I'm Interested In Reading About Politics Again!!!
Awhile back I did a post about Gary Trudeau’s latest Doonesbury collection and Frank Rich’s The Greatest Story Ever Sold and remarked that while both were excellent books I find I no longer have the stomach to read about our inept and corrupt politicians. After reading an article in Newsweek I recently posted to my politics blog (for the first time in ages) to plead my case that opposing Hillary Clinton does NOT constitute misogyny or sexism. But the four books I am featuring today, all of which have been in my stack for well over a month and some of which are Past Due at the library, and none of which I have been able to bring myself to read strongly suggest that I really am burned out on reading about political stuff.
Like Barrack Obama, Shelby Steele is of mixed race, the son of a black father and a white mother. While I am aware that Steele is regarded as an authority on issues of race and has previously written a best selling book on that subject, I have to say that I found his newly released A Bound Man tiresome and pedantic. From what I could bring myself to read of this book, Steele seems to be saying that Obama’s appeal to white voters lies in his making the issue of race non-threatening by failing to press the critical racial issues that Steele seems to feel still deeply divide us as Americans. It also seems to be his position that this failure somehow dooms his candidacy, but honestly I couldn’t bring myself to more than skim this book and can’t claim to understand it.

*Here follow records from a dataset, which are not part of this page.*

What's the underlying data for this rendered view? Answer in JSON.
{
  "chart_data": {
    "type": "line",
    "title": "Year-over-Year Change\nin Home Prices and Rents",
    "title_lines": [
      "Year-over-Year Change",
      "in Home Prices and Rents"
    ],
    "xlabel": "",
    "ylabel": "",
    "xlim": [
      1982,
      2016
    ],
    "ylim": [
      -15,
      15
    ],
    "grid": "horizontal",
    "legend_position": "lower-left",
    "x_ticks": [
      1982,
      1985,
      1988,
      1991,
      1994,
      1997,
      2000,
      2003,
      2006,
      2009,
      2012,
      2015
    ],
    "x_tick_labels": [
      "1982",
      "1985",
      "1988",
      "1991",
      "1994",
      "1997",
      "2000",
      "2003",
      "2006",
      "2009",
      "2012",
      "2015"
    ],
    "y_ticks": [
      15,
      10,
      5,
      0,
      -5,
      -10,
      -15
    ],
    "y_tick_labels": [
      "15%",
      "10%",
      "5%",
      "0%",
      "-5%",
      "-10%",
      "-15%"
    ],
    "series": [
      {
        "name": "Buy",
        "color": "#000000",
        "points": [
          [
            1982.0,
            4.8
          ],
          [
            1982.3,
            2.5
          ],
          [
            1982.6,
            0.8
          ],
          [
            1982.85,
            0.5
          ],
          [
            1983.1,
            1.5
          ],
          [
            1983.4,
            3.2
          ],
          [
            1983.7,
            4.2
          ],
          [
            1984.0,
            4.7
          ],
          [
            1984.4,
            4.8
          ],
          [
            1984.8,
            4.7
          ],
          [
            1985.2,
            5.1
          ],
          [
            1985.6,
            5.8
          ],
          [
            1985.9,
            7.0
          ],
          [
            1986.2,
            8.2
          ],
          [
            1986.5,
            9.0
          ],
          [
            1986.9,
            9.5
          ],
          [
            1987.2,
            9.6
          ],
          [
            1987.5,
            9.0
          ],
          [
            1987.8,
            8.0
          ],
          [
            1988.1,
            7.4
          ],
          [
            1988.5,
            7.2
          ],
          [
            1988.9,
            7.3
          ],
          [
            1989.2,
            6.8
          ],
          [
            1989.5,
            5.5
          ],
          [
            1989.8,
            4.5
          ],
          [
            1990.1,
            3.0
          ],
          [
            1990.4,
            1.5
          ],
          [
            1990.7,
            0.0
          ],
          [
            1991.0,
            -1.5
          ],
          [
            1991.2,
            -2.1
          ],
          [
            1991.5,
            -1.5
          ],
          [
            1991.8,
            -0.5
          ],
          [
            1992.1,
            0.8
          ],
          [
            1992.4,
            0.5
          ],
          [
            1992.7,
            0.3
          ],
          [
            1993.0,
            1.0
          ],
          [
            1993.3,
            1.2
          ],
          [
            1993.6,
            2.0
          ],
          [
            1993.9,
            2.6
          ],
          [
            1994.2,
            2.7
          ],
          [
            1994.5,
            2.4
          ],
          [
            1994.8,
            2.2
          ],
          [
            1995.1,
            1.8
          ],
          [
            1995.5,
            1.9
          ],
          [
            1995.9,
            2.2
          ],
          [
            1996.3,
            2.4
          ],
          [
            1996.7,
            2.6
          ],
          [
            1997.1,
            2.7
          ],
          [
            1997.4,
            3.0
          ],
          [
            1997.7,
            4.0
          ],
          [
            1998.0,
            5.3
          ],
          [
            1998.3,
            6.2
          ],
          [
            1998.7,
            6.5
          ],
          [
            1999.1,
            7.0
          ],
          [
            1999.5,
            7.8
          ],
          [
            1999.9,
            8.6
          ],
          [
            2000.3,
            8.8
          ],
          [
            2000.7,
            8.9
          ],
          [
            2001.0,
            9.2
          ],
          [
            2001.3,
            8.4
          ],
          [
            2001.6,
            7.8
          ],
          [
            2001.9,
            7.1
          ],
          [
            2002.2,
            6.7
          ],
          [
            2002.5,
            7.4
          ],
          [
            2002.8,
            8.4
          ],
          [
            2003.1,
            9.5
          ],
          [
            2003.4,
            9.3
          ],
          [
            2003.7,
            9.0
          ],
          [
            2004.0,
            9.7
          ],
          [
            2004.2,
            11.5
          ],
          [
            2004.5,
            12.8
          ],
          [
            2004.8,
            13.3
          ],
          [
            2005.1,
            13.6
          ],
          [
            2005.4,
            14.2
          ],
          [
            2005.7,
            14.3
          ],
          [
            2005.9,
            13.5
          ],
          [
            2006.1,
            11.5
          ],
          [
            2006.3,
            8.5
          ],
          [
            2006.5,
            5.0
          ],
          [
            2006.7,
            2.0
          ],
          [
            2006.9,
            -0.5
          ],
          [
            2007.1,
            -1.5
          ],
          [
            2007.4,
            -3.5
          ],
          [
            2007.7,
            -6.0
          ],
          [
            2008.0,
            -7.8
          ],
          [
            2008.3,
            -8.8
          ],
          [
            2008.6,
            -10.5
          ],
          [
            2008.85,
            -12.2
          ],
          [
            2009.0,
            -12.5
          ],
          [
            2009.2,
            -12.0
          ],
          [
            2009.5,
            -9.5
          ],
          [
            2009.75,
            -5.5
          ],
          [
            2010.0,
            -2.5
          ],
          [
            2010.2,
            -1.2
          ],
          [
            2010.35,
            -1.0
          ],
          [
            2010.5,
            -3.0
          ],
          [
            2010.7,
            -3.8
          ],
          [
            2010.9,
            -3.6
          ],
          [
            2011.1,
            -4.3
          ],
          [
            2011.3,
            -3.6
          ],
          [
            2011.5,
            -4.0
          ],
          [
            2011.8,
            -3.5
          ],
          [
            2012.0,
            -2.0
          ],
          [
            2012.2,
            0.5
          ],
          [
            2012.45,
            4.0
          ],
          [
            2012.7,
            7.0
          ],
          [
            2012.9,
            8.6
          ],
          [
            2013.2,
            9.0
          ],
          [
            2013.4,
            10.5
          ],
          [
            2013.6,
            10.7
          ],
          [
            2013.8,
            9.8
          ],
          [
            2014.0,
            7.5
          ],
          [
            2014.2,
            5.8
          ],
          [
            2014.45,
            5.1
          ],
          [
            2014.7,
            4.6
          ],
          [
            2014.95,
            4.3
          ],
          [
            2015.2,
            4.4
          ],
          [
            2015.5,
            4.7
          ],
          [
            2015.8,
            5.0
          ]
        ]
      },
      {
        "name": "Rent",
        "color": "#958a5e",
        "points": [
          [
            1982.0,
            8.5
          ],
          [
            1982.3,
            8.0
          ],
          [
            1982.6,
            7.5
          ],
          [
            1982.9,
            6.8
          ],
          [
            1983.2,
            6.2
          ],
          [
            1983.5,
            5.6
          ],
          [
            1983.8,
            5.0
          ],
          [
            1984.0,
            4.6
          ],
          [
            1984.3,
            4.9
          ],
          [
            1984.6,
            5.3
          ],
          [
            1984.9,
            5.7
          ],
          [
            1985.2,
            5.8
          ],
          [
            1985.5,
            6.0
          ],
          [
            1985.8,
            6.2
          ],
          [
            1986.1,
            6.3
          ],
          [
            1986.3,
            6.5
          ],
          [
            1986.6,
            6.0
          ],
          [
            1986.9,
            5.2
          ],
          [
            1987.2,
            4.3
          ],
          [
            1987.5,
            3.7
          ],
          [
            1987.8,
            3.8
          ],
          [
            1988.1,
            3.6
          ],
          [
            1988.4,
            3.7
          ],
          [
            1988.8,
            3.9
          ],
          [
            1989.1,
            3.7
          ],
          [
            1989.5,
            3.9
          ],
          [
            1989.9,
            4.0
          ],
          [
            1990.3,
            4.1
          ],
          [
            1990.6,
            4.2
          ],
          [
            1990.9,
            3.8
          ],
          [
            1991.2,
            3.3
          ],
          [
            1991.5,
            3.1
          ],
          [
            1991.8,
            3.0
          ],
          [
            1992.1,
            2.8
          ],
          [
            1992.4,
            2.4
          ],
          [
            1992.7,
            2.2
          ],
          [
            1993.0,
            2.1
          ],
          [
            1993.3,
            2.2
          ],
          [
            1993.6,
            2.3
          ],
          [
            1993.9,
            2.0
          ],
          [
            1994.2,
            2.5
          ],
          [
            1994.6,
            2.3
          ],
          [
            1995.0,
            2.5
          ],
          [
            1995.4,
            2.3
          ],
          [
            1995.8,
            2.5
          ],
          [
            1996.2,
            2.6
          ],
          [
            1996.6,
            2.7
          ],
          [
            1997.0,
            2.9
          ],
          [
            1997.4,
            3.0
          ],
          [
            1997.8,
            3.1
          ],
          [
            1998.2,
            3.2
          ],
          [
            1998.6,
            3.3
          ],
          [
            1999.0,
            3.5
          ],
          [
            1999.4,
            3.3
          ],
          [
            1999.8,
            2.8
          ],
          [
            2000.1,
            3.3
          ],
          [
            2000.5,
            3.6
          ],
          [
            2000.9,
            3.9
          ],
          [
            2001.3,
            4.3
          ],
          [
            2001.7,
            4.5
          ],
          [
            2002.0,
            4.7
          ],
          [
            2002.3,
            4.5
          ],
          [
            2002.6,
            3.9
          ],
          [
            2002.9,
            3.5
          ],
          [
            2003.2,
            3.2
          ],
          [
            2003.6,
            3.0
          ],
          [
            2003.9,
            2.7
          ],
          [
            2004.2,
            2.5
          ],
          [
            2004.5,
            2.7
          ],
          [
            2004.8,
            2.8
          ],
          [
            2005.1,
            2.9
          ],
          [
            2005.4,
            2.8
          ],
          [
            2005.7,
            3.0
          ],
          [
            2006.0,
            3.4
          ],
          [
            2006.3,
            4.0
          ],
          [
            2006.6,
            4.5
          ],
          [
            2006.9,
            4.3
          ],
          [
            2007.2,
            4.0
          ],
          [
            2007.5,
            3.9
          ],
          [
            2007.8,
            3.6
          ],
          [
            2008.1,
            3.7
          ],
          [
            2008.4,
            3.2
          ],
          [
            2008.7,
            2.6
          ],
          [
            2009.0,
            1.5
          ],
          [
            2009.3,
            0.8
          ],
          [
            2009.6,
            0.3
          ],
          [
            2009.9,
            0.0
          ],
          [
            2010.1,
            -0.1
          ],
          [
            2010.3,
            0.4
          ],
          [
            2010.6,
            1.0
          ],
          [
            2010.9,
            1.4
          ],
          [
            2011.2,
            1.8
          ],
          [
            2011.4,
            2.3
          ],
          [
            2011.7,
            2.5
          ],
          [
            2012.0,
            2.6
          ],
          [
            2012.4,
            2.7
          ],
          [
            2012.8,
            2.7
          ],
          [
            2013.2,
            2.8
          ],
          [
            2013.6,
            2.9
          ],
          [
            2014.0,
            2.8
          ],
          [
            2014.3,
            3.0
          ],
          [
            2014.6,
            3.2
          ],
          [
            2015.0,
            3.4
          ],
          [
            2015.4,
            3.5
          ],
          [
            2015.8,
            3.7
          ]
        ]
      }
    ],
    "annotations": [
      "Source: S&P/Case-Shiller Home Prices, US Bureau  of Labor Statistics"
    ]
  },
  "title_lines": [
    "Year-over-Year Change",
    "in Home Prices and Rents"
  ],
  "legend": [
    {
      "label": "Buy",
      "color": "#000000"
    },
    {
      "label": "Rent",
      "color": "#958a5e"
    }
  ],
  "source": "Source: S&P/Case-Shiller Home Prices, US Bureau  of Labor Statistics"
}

But I am left with the distinct impression that Steele makes a comfortable living writing and speaking about issues that most Americans have largely grown past. I was reminded of an incident some time back on Blog Catalog when someone tried to stir up a big anti-gay fuss and the reaction they got, from both gay and straight participants, was ‘who cares, how boring’. I well realize that my black friends and associates may not share this view, but where Obama seems to me to be genuinely trying to move beyond race, Steele seems far too invested in the issue to truly want to move beyond it. Not Recommended.
By contrast Anne Marie Slaughter’s The Idea That Is America is a book I admire and cautiously (since I didn’t actually read it) Recommend. Slaughter is a Dean at Princeton University who argues that we must return to the ideals of our founding fathers upon which the United States was created. I quite agree with this, but at this point I am so disillusioned by how terribly far astray we have come from those ideals and (for the moment at any rate) feel so powerless to change this that despite having had the book on hand for more than two months and having picked it up and tried to start reading it a dozen times or more simply was never able to make any headway.
I have to admit, right off that I just didn’t "get" The Abu Ghraib Effect. By now we have all seen those horrid photos showing the unconscionable torture of prisoners by US soldiers and when I first saw this book I had hoped it might be a detailed look at why the consequences of this revealed torture were limited to what amounted to a slap on the wrist for Private Trailer Trash Girl when so clearly responsibility for their actions extended all the way to the top. Instead author Stephen F Eisenmann painstakingly analyzes each of the images drawing parallels to pictures of victims throughout history demonstrating a thesis that quite, quite escaped me. Not Recommended.
Josh Rushing is a former US Marine who now works for the Al Jazeera television network and is on something of a personal mission to help Americans understand the Arab world in order to facilitate a more peaceful co-existence with our global neighbors. It is a laudable goal which I endorse unreservedly. But the extremely self-congratulatory tone of his memoir Mission Al Jazeera just made me want to spit. Not Recommended.